A thickener or thickening agent is a substance used to increase the viscosity of liquid. In cooking, thickeners are used a lot in sauces, soups, and puddings to create the desired texture and consistency. As a rule of thumb, a thickening agent should not substantially change the other properties of the food, such as taste and aroma.
There are several thickening agents that you can use. Two among the most popular are arrowroot and cornstarch. Of course, the two have each own uses, but can they be used interchangeably? When should we use them?
The starch of arrowroot is derived from the roots of a West Indian plant called, well, arrowroot (Maranta arundinacea). Originally used to treat wounds created by poison arrows, arrowroot contains medicinal properties as well as cooking agents. Arrowroot is a very popular substitute to cornstarch, used in a 1:1 ratio. It indeed looks like cornstarch, as it is also a white powder.

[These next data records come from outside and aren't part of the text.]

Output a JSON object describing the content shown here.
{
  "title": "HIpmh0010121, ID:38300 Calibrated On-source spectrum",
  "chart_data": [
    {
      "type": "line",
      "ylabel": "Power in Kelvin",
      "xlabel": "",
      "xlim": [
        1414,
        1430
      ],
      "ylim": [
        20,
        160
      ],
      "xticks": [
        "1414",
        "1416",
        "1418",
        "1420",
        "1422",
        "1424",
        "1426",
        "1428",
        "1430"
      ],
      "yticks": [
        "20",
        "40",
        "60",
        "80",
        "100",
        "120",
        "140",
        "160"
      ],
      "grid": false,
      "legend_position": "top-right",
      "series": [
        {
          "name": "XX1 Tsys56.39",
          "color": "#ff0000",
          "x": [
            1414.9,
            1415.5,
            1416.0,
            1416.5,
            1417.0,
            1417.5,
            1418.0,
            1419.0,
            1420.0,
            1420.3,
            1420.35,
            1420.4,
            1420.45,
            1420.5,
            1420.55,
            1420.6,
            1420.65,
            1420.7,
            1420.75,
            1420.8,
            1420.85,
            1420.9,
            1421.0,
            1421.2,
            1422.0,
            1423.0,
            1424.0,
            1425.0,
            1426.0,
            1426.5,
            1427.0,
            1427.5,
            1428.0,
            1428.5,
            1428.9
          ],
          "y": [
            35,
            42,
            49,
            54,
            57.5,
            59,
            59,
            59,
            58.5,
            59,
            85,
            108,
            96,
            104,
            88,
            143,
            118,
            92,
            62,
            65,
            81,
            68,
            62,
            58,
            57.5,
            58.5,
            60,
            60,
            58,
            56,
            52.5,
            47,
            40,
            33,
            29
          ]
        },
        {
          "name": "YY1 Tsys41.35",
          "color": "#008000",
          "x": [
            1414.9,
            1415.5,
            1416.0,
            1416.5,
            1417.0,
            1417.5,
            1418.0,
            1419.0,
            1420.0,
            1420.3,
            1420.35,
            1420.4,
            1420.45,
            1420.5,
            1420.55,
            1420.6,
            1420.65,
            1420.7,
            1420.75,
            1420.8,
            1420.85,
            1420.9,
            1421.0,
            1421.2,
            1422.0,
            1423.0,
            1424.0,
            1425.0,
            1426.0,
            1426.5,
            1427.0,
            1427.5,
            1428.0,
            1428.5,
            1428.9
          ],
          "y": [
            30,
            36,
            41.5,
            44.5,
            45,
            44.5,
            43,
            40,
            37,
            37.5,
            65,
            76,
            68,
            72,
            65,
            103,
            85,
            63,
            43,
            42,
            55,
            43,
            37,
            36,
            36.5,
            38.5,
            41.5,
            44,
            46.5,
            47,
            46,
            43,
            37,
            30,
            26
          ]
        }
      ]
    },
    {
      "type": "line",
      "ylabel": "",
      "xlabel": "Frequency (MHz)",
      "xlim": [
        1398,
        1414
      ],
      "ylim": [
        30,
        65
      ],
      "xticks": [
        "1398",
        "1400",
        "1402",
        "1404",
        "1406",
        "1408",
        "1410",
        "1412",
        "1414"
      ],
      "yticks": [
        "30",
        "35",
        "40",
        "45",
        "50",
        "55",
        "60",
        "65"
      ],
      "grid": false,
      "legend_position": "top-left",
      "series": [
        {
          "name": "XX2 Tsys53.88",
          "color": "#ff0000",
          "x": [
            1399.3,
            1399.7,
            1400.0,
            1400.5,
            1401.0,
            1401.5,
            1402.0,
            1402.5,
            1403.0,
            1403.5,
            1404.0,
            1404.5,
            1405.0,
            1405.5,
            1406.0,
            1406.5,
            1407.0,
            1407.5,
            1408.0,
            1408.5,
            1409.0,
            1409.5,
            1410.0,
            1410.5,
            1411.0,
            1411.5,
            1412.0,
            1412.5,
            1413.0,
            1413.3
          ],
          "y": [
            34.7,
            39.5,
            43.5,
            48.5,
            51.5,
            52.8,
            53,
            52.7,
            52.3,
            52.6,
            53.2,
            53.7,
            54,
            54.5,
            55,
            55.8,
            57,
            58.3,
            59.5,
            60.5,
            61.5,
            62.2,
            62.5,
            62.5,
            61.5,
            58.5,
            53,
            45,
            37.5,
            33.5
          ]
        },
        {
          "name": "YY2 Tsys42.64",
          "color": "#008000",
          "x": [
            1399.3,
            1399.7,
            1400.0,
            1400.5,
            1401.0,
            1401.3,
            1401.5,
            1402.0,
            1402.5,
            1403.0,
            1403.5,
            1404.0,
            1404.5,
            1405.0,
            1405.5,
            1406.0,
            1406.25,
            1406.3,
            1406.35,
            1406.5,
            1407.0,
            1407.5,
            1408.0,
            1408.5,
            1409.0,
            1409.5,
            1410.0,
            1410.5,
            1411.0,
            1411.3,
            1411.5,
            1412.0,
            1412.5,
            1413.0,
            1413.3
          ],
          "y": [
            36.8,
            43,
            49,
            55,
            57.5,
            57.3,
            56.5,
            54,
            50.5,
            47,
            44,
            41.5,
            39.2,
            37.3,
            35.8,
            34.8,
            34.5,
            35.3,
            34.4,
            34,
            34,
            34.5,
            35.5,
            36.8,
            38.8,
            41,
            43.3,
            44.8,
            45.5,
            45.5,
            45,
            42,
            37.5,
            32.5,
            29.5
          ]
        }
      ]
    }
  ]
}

Cornstarch, also called cornflour and maizena, is acquired from the endosperm of the kernel of corn grain or wheat. Widely used for thickening various kinds of dishes, cornstarch has been used since a long time ago. Cornstarch is also used for other purposes, including the manufacturing of bioplastics, as an anti-stick agent, also for making corn syrup and sugars.
Arrowroot vs Cornstarch
|- Is relatively tasteless and neutral in flavor||- Has a peculiar flavor and may affect the flavor of the recipe|
|- Mixes well at a lower temperature and can be cooked for longer||- Mixes at a slightly higher temperature, but can’t be heated for long|
|- Tends to create a glossy layer||- Creates a translucent blend|
|- Great for thickening water-based and acidic products||- Preferable for thickening dairy products, meat sauces|
So, arrowroot and cornstarch often can be used interchangeably. Arrowroot is great because it is more neutral in taste and flavor. However, when cooking dairy products and sauces, cornstarch is preferable due to not making the glossy layer.